En tant que journaliste, je partage votre réaction indignée, mais je lui trouve deux défauts. Le premier est de s’appuyer sur des syndicats de la presse, dont le moins que l’on puisse dire est qu’ils ont été très discrets ces dernière années, période où les éditeurs ont démoli toutes les digues de la profession. Ainsi, le communiqué que vous citez intervient alors qu’un sentiment d’incrédulité se levait sur le terrain face à une énième charte du journaliste, émanation d’états généraux de la presse conduits par les politiques et tournés de manière obsessionnelle vers l’évacuation de la responsabilité morale des éditeurs, sans que ces syndicats ne trouvent là matière à mobiliser.
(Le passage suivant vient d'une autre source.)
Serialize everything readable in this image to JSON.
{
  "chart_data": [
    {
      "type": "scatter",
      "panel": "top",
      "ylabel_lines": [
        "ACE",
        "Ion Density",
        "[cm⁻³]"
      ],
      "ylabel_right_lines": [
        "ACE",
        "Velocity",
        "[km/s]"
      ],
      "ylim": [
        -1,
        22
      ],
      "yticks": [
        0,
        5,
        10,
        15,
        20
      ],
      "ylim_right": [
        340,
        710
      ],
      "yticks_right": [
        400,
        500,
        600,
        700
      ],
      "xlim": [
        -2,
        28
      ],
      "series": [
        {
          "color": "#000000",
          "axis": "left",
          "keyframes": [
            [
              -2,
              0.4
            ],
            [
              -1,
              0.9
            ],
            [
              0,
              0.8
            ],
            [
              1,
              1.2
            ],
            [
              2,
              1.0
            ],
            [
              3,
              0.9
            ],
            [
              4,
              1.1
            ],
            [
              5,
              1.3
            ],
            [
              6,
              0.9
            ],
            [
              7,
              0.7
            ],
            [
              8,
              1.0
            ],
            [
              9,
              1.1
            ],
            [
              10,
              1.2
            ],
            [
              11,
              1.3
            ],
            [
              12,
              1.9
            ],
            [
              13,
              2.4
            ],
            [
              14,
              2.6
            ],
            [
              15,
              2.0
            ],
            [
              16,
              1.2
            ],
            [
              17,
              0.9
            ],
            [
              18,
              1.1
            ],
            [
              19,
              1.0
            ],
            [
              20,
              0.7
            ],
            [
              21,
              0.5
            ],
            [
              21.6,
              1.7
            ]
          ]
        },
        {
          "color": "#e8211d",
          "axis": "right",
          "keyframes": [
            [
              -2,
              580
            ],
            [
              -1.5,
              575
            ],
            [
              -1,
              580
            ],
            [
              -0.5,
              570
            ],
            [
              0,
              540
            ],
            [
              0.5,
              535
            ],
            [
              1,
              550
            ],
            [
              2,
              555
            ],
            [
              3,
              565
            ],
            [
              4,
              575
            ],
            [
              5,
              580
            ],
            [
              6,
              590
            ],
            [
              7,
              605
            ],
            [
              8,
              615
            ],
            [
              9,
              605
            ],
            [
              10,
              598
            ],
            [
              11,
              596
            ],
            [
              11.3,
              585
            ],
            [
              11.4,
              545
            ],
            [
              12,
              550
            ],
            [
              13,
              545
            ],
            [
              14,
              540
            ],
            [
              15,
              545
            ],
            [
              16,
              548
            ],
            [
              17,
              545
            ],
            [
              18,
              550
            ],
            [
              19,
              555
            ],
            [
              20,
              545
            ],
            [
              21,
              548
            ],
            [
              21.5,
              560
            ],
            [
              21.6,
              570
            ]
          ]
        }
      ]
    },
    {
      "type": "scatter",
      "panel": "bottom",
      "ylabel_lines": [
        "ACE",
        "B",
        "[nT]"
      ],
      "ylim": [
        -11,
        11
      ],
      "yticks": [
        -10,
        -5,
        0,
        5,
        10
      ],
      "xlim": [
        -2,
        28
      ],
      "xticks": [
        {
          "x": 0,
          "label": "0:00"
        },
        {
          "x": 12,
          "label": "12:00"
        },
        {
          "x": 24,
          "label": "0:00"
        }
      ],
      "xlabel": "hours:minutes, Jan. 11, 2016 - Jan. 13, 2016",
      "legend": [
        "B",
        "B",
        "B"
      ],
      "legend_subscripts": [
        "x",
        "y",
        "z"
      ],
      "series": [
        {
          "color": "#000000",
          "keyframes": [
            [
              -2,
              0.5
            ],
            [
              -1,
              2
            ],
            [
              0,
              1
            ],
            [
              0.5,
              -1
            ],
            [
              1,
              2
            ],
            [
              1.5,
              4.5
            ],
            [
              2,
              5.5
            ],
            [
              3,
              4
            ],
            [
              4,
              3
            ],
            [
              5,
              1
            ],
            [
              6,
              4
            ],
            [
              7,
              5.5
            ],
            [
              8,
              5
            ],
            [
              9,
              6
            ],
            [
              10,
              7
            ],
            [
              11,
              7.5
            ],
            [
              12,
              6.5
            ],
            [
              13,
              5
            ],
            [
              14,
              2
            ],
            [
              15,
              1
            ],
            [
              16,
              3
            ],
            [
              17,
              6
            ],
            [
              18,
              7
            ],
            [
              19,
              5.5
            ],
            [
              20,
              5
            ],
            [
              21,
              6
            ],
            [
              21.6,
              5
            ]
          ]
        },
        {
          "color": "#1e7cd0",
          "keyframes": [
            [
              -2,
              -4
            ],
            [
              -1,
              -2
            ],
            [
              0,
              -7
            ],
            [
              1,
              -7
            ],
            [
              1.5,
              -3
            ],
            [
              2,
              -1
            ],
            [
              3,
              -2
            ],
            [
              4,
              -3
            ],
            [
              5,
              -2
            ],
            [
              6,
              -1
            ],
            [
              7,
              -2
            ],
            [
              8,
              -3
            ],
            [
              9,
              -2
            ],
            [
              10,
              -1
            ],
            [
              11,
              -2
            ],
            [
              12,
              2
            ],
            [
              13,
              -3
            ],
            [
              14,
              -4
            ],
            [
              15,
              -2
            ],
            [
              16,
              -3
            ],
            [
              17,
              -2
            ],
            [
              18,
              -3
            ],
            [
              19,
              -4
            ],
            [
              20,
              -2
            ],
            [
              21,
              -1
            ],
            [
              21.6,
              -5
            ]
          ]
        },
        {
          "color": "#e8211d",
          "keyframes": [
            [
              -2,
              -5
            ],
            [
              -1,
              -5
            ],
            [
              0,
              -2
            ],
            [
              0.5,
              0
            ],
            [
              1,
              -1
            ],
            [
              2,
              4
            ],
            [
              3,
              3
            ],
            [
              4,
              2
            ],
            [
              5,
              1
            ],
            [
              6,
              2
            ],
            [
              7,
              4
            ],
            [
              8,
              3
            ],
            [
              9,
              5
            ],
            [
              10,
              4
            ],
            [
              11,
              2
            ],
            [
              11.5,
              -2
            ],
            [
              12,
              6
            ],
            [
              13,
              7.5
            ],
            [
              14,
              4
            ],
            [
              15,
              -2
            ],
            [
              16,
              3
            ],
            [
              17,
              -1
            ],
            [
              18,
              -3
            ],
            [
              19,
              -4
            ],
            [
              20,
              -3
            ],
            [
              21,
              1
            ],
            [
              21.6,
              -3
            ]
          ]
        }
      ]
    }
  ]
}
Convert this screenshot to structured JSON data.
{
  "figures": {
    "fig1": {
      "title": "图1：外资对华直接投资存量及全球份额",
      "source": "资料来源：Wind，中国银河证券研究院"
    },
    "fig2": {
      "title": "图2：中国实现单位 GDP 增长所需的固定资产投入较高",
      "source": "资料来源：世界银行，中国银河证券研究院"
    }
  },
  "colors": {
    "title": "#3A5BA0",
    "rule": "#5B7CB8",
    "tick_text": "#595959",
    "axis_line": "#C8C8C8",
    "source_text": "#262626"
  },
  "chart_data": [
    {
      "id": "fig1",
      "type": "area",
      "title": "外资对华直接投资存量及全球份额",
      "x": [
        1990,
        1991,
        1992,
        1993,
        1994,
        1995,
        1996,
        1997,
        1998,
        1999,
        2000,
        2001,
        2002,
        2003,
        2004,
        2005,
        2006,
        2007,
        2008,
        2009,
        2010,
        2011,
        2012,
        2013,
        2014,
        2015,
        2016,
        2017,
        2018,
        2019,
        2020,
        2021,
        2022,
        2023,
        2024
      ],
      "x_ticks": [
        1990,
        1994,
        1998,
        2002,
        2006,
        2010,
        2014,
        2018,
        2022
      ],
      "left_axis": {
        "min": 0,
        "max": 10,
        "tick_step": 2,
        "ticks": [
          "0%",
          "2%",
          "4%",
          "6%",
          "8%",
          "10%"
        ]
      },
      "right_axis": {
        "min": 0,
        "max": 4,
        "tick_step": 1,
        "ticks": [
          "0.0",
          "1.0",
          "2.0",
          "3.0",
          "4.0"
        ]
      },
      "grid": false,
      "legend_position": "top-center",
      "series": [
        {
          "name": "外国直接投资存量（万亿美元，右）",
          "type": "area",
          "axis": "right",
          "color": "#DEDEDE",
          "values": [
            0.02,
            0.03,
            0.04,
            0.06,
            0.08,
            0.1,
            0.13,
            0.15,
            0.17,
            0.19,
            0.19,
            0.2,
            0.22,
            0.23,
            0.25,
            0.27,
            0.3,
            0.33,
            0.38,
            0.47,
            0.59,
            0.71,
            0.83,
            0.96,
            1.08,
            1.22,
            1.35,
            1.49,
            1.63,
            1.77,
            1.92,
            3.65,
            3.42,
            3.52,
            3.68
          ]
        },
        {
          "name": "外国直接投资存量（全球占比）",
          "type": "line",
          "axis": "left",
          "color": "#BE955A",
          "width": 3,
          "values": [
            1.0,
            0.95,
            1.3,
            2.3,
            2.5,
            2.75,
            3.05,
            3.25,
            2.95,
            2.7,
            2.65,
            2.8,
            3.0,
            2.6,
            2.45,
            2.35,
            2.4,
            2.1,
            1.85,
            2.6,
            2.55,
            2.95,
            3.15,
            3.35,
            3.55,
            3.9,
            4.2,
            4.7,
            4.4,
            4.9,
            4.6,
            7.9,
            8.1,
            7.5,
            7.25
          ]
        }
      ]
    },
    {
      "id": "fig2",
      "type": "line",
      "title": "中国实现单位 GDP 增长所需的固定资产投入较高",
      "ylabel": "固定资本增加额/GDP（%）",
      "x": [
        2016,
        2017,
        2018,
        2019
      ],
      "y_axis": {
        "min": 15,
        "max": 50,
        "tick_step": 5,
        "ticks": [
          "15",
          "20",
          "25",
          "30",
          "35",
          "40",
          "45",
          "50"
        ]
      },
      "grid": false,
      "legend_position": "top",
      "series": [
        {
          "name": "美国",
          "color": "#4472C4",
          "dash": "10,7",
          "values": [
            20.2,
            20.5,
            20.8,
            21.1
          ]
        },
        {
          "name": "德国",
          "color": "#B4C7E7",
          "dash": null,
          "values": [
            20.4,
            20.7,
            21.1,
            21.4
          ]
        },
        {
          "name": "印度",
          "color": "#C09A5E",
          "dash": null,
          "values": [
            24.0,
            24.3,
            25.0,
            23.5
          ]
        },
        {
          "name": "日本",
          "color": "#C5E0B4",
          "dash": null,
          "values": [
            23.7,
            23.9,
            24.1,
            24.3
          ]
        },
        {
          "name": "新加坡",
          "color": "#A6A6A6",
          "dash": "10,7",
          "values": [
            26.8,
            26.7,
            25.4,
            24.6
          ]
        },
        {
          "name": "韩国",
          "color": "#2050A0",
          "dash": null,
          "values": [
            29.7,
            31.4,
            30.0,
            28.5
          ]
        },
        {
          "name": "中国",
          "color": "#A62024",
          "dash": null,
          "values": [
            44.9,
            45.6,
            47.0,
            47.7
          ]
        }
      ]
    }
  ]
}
Le second est de ne pas voir, pour des raisons qui m‘échappent eut égard à la pertinence de votre analyse, sur quelle toile de fond plus générale s’inscrivent les dérives que vous dénoncez. Car enfin, il faut quand même revenir aux sources du malaise. Quand une société se fabrique des professionnels de l’information et les entoure de codes éthiques censés leur fournir un minimum de sens collectif, c’est parce qu’elle croit dans la nécessité des contre-pouvoirs, et accessoirement qu’elle veut se regarder exister le plus fidèlement possible. Mais quand cette même société anéantit la corporation qu’elle a créée, la précarise, la rend dépendante du marketing et du commercial, cela veut dire qu’elle n’a que faire du contrat moral qui la lie à ses concitoyens et que les médias ne lui apparaissent plus que comme des instruments de propagande. Dès lors, la dénonciation de la capillarité entre information et communication politique (j’ai connu l’ORTF quand j’étais gamin...), ou celle des fric frac de quelques notables de la presse, si elle est légitime, ne suffit pas, ou alors elle représente une volonté d’éviter de mettre les pieds dans le plat politique en chargeant le journaliste de tous les maux de la terre.
Juste un exemple pour montrer les paradoxes du débat ; J’ai le souvenir d’une photo prise pendant la dernière campagne présidentielle. On y voyait Sarkozy en cow-boy camarguais, s’adressant du haut de son cheval à une forêt insensée de perches de preneurs de son. Des dizaines et dizaines de perches qui convergeaient vers son visage cool et satisfait. On pourrait dire que c’était l’image de l’instrumentalisation des médias et refermer le chapitre. Sauf que la photo existait, qu’elle avait été prise comme un feed-back par un reporter photographe , et qu’elle avait été publiée.
Alors Il est très intéressant de multiplier les angles d’attaque sur la crise du journalisme, encore faut-il que chacun d’entre nous soit bien conscient que ce sont autant d’angles pour aborder notre crise sociétale. À partir de là, la critique portera fort.